Seperti pemandangan pada Minggu (24/11/2024), warung tersebut banyak dijejali para pelanggannya.
Selain tumpang, warung yang berciri citarasa masakan pedas ini juga menyediakan menu sambel pecel dan rawon.
Awal (50), pemilik Warung Garuda, mengatakan, setiap hari dia mampu menghabiskan hingga sekitar 20 kilogram beras. Pecel dan tumpang tetap menjadi menu yang paling digemari pelanggannya.
“Nasi tumpang juga pecel campur tumpang yang dominan,” ujar Awal kepada Kompas.com, Minggu (24/11/2024).
Baca juga: Nasi Pecel Madiun, Sajian Makanan Penuh Gizi Favorit Presiden SBY
Selain menu utama tersebut, dia juga menjajakan aneka lauk tambahan mulai dari perkedel asli kentang, tahu dan tempe goreng, hingga aneka sate mulai kerang dan jeroan ayam.
Sebagai penghilang dahaga, selain es teh hingga es jeruk, dia juga menyediakan minuman tradisional, yaitu es sari kedelai.

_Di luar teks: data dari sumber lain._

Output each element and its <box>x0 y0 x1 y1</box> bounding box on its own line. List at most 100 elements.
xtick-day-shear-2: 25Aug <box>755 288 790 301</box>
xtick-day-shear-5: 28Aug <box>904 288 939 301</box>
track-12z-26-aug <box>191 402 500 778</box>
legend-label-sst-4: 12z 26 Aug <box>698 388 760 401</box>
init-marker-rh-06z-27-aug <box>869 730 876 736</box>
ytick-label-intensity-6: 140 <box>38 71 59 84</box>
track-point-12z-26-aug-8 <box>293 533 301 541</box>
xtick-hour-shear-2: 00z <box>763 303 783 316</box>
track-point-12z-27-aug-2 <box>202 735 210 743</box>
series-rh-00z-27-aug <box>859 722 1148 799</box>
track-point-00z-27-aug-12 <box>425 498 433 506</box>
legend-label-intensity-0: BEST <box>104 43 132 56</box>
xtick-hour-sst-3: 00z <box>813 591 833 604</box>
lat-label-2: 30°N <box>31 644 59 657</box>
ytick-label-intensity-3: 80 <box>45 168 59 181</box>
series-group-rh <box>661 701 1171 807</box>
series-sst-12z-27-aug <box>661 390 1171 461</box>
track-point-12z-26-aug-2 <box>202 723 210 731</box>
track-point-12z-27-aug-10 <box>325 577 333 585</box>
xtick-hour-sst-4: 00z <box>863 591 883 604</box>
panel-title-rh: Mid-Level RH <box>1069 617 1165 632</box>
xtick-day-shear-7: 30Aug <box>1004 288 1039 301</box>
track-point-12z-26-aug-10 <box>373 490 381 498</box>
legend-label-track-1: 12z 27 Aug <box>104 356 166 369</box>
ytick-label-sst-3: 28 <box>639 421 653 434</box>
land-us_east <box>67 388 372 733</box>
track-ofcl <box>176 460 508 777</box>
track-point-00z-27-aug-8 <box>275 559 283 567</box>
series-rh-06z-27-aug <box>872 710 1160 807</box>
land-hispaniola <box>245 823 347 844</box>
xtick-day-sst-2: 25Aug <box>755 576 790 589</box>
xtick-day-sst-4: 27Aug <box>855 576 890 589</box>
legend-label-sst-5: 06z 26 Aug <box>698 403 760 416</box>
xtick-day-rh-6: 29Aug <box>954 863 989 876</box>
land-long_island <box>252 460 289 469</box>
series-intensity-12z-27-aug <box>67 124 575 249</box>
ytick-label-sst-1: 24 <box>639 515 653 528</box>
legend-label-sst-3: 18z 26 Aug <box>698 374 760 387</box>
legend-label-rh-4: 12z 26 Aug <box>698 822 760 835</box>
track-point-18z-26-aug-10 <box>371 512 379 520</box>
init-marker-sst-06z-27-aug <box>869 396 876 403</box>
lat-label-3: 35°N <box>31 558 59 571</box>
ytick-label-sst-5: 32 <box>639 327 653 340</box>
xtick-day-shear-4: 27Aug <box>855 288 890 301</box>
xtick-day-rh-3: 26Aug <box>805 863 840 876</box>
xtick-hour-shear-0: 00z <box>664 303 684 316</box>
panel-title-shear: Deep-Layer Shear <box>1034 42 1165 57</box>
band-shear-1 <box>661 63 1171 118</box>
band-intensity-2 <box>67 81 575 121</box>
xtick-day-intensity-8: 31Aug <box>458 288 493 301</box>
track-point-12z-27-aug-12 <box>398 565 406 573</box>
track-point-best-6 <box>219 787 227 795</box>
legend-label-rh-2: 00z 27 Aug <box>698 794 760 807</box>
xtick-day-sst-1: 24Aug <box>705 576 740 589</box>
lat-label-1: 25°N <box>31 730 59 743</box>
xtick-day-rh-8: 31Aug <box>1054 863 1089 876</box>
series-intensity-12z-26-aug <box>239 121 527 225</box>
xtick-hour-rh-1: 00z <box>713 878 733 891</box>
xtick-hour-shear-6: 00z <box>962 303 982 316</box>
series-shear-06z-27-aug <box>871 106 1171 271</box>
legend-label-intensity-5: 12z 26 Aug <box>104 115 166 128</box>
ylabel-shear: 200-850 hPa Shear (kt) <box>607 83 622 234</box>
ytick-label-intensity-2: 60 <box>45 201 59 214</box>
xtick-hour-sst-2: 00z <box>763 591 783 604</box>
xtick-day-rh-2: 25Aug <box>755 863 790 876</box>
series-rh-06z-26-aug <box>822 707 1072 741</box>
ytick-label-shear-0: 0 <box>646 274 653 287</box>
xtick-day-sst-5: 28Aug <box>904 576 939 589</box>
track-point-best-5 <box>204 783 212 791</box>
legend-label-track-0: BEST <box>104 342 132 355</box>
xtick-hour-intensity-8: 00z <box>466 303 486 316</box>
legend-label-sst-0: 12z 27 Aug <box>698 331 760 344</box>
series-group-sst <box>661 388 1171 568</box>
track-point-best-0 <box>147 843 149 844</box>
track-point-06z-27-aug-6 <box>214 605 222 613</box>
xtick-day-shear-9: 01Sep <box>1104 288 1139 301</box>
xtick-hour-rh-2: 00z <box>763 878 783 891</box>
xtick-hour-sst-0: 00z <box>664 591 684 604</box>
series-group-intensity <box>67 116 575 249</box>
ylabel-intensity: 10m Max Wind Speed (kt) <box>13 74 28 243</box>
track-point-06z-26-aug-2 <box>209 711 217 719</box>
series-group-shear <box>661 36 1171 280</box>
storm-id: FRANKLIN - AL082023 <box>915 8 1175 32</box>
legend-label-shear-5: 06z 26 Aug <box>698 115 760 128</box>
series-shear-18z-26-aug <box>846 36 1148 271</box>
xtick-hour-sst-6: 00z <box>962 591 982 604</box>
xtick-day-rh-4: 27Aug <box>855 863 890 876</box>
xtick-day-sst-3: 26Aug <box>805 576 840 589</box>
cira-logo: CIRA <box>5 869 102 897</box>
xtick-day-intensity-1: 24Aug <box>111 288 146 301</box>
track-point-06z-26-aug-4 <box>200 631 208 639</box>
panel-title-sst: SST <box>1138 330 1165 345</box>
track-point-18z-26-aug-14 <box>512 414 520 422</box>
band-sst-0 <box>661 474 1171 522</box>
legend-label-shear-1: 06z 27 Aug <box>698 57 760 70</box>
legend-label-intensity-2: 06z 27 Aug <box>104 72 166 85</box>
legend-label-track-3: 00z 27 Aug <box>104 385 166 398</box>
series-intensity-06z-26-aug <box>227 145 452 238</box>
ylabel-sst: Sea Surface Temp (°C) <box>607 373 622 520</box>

Soal harga, dia mematok harga serba Rp 9.000 untuk nasi tumpang maupun nasi pecelnya. Lauk perkedel Rp 3.000 dan sate bekicot Rp 2.000.
Dengan citarasa unggulannya itu, banyak pembeli yang akhirnya menjadi pelanggan tetap.
Salah satunya adalah Desta, yang termasuk pelanggan tetap dan bahkan kerap mengundang kuliner tumpang Garuda untuk hajatan yang digelarnya.
“Sebab di sini citarasanya khas. Kelezatannya berpadu dengan rasa pedas. Menunya juga komplet. Kalau dinilai skala 1-10, saya kasih nilai 9. Nyaris sempurna,” ujar pria yang juga seorang dosen ini.
Awal mengatakan, cara pembuatan sambel tumpang relatif mudah. Bahan tempe busuk tersebut tinggal direbus dengan aneka rempah seperti bawang merah dan bawang putih, garam, hingga santan.
Karena citarasa pedas, dia menambahkan hingga 3 kilogram cabai. Itu untuk kebutuhan jualan hariannya.
“Bikinnya mudah kok. Semua orang bisa. Semua bahan itu direbus hingga mengental,” ungkapnya.
Dalam fase merebus itu, menurutnya tidak boleh berlama-lama. Sebab bisa menyebabkan masakan menjadi hitam dan cenderung pahit.
Soal citarasa dan kelezatan, menurut pedagang yang sudah menjalankan usahanya dari generasi ke generasi ini salah satunya terletak pada kualitas tempenya.
Tempe itu ada yang memang busuk karena sortiran pasar tetapi juga ada tempe yang sengaja dibusukkan untuk pembuatan tumpang.
“Dan tentu juga dipengaruhi oleh tangan pemasaknya,” pungkas Awal yang pernah merantau di Bali itu.